During the Days of Awe, we come before God to give an account of our life, our actions, and interactions and then place our trust in Him for another year of life. Of course, it is important to do this as individuals, but the services and activities are designed to bring us together as a community. We stand before God as one people and give an account corporately. We then recommit our lives collectively as a whole people—the people of God. On Yom Kippur God’s decree is sealed. Our sin has been removed—we start over with a clean slate. We begin the year to walk in God’s ways anew.
This year Yom Kippur falls on October 7/8, the Hebrew month Tishrei 9/10. In the course of Yom Kippur we hold five prayer services: Maariv, with its solemn Kol Nidrei service, on the eve of Yom Kippur; Shacharit—the morning prayer; Musaf, which includes a detailed account of the Yom Kippur Temple service; Minchah, which includes the reading of the Book of Jonah; and Neilah, the "closing of the gates" service at sunset. We say the Al Chet confession of sins eight times in the course of Yom Kippur, and recite extensively from the Book of Psalms.
The last shofar call at the close of Yom Kippur is a loud, clear tekiah g’dolah that is extended for as long as the one blowing it has breath. Psalm 27 addresses our fear at the uncertainty of life, with all its threats and dangers, and our consequent plea that God not hide His face from us and that He will neither abandon nor forsake us.
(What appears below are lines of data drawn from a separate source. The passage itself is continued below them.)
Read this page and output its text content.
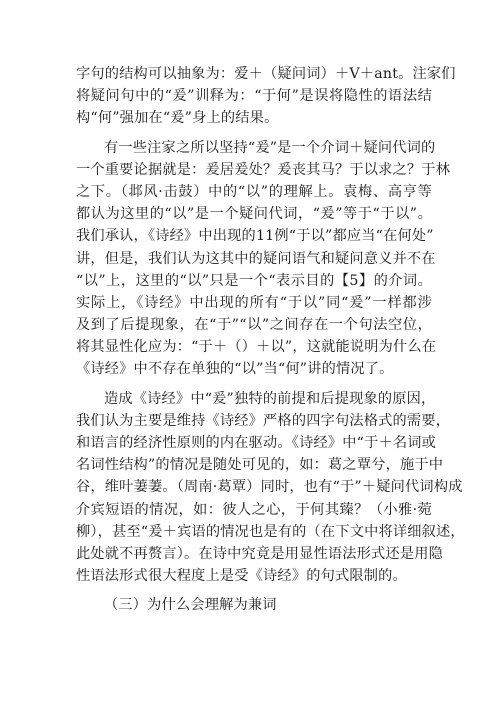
字句的结构可以抽象为：爱＋（疑问词）＋V＋ant。注家们
将疑问句中的“爰”训释为：“于何”是误将隐性的语法结
构“何”强加在“爰”身上的结果。
有一些注家之所以坚持“爰”是一个介词＋疑问代词的
一个重要论据就是：爰居爰处？爰丧其马？于以求之？于林
之下。（邶风·击鼓）中的“以”的理解上。袁梅、高亨等
都认为这里的“以”是一个疑问代词，“爰”等于“于以”。
我们承认，《诗经》中出现的11例“于以”都应当“在何处”
讲，但是，我们认为这其中的疑问语气和疑问意义并不在
“以”上，这里的“以”只是一个“表示目的【5】的介词。
实际上，《诗经》中出现的所有“于以”同“爰”一样都涉
及到了后提现象，在“于”“以”之间存在一个句法空位，
将其显性化应为：“于＋（）＋以”，这就能说明为什么在
《诗经》中不存在单独的“以”当“何”讲的情况了。
造成《诗经》中“爰”独特的前提和后提现象的原因，
我们认为主要是维持《诗经》严格的四字句法格式的需要，
和语言的经济性原则的内在驱动。《诗经》中“于＋名词或
名词性结构”的情况是随处可见的，如：葛之覃兮，施于中
谷，维叶萋萋。（周南·葛覃）同时，也有“于”＋疑问代词构成
介宾短语的情况，如：彼人之心，于何其臻？（小雅·菀
柳），甚至“爰＋宾语的情况也是有的（在下文中将详细叙述，
此处就不再赘言）。在诗中究竟是用显性语法形式还是用隐
性语法形式很大程度上是受《诗经》的句式限制的。
（三）为什么会理解为兼词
Yom Kippur concludes with a proclamation of faith that all our hope and trust are in Him. “Put your hope in ADONAI, be strong, and let your heart take courage! Yes, put your hope in ADONAI!” (Psa 27:14).
For nearly twenty-six hours, from several minutes before sunset on Tishrei 9 to after nightfall on Tishrei 10, we "afflict our souls"—we abstain from food and drink, do not wash or anoint our bodies, do not wear leather footwear, and abstain from marital relations.
The day is the most solemn of the year, yet an undertone of joy suffuses it—a joy that revels in the spirituality of the day and expresses the confidence that God will accept our repentance, forgive our sins, and seal our verdict for a year of life, health and happiness. The closing Neilah service climaxes in the resounding cries of "Hear O Israel, the LORD is our God, the LORD is One" (Deu 6:4). Then joy erupts in song and dance followed by a single blast of the shofar, followed by the proclamation, "Next year in Jerusalem." We then partake of a festive after-fast meal, making the evening after Yom Kippur a Yom Tov (festival) in its own right.